Spritely Norwegian singer Aurora provided some joyful relief at the little Bandstand stage, with single “Running with the Wolves” and an impromptu cover of "The Lion Sleeps Tonight" that got everyone dancing. Bjork resolutely refused to pick up the pace and after 30 minutes, the crowds began to drift off. Songs were from her desperately sad breakup album, Vulnicura, including jerkily alarming “Not Get” with lines like “If I regret us, I deny myself to grow, don’t remove my past” sung jarringly against the strings of the Heritage Orchestra.

Bjork performing at Wilderness Festival 2015 (Photo credit Carsten Windhorst) (Carsten Windhorst)
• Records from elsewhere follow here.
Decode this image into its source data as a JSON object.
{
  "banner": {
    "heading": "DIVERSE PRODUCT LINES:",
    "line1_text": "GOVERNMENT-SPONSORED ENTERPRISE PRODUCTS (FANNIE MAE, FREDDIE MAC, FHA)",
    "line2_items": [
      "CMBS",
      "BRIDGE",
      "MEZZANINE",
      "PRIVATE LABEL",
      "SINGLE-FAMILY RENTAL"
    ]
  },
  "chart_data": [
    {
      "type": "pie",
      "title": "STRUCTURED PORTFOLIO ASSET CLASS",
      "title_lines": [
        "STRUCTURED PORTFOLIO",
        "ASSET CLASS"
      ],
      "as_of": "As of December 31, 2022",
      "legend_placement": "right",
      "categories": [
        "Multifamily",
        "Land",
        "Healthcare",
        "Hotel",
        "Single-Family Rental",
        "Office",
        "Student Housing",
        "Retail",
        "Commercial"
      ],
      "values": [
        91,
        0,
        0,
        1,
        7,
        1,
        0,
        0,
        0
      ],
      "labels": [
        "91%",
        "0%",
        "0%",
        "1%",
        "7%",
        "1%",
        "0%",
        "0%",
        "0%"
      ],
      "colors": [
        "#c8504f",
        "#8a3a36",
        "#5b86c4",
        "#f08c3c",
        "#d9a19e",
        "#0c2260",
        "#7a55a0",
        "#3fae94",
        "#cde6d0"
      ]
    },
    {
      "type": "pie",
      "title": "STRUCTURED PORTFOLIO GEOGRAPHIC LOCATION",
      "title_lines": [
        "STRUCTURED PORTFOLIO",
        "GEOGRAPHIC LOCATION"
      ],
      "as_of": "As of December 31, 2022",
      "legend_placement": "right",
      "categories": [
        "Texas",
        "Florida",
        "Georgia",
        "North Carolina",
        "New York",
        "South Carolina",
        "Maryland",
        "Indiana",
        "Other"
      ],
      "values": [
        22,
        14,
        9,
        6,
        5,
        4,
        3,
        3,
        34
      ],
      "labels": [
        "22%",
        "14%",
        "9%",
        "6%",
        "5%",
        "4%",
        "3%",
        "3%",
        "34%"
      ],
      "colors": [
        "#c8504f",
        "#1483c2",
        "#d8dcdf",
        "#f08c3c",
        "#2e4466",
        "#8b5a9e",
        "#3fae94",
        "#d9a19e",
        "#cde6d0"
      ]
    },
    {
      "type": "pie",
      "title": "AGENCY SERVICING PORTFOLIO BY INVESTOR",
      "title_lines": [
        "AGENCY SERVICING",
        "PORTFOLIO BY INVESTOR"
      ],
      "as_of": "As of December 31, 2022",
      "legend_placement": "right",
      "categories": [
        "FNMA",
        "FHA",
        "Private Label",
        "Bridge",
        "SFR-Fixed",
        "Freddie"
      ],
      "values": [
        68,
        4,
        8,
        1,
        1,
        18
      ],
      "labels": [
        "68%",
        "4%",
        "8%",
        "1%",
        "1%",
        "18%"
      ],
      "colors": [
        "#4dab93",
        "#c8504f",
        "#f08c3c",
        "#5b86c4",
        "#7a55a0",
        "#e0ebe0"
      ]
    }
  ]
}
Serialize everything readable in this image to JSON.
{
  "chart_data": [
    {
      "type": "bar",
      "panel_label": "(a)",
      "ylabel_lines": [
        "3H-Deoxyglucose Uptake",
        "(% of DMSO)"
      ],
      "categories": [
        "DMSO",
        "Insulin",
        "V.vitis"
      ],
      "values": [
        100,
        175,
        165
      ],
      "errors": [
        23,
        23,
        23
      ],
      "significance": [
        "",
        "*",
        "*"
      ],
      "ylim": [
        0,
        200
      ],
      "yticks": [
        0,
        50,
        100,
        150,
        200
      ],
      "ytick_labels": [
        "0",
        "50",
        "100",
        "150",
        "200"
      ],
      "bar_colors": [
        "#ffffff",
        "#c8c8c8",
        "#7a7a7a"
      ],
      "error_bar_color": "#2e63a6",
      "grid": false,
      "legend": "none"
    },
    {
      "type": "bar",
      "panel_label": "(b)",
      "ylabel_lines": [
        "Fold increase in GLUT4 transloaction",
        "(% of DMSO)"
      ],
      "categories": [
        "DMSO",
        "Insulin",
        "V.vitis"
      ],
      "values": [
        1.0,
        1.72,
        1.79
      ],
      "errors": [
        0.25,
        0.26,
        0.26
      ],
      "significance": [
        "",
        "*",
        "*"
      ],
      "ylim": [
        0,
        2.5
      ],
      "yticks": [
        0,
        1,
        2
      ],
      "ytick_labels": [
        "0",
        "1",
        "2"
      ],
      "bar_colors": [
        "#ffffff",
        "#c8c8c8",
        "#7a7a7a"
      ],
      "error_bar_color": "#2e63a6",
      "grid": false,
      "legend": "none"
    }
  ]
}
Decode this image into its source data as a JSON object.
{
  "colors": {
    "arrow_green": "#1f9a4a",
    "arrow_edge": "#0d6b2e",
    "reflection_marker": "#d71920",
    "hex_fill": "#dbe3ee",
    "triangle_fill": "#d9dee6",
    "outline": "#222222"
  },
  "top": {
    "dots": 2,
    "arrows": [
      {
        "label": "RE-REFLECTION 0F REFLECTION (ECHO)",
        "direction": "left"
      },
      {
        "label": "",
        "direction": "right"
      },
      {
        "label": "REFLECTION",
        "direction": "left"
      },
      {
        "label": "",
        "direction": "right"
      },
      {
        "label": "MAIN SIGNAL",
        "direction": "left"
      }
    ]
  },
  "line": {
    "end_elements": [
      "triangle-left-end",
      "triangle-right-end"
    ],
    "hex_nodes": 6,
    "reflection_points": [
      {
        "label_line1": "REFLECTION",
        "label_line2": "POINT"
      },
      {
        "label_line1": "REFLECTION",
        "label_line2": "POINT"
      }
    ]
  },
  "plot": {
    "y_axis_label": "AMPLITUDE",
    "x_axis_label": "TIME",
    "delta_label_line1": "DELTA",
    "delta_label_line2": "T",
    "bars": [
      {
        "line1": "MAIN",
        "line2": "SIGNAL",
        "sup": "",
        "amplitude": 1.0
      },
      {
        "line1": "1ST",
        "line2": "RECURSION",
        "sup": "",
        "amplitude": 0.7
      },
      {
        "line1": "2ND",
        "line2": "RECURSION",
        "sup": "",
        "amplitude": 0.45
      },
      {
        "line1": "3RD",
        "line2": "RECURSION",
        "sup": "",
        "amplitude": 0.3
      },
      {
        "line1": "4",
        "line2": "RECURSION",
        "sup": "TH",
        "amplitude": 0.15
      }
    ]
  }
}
There were delightful moments; she was wearing a crazy insect mask by JT Merry with a constricting red tube dress and wedges – giving her a tottering stance and alien manner, and the pink flares and fireworks which are now a hallmark of her tour offset the rather more disturbing elements of the insect videos that formed her backdrop. Back-catalogue classics like “Hunter” hinted that the set might move up a gear, but alas, no. Just before the finale, she said: “Thank you for listening to this very slow and very quiet show”. The encore wasn’t, “Oh So Quiet” but another Vulnicura track, “Mouth Mantra”. Was she deliberately teasing us, only to let us down each time? Maybe that was the point. An interesting bare-all set but maybe not festival material, even somewhere as broadminded as Wilderness.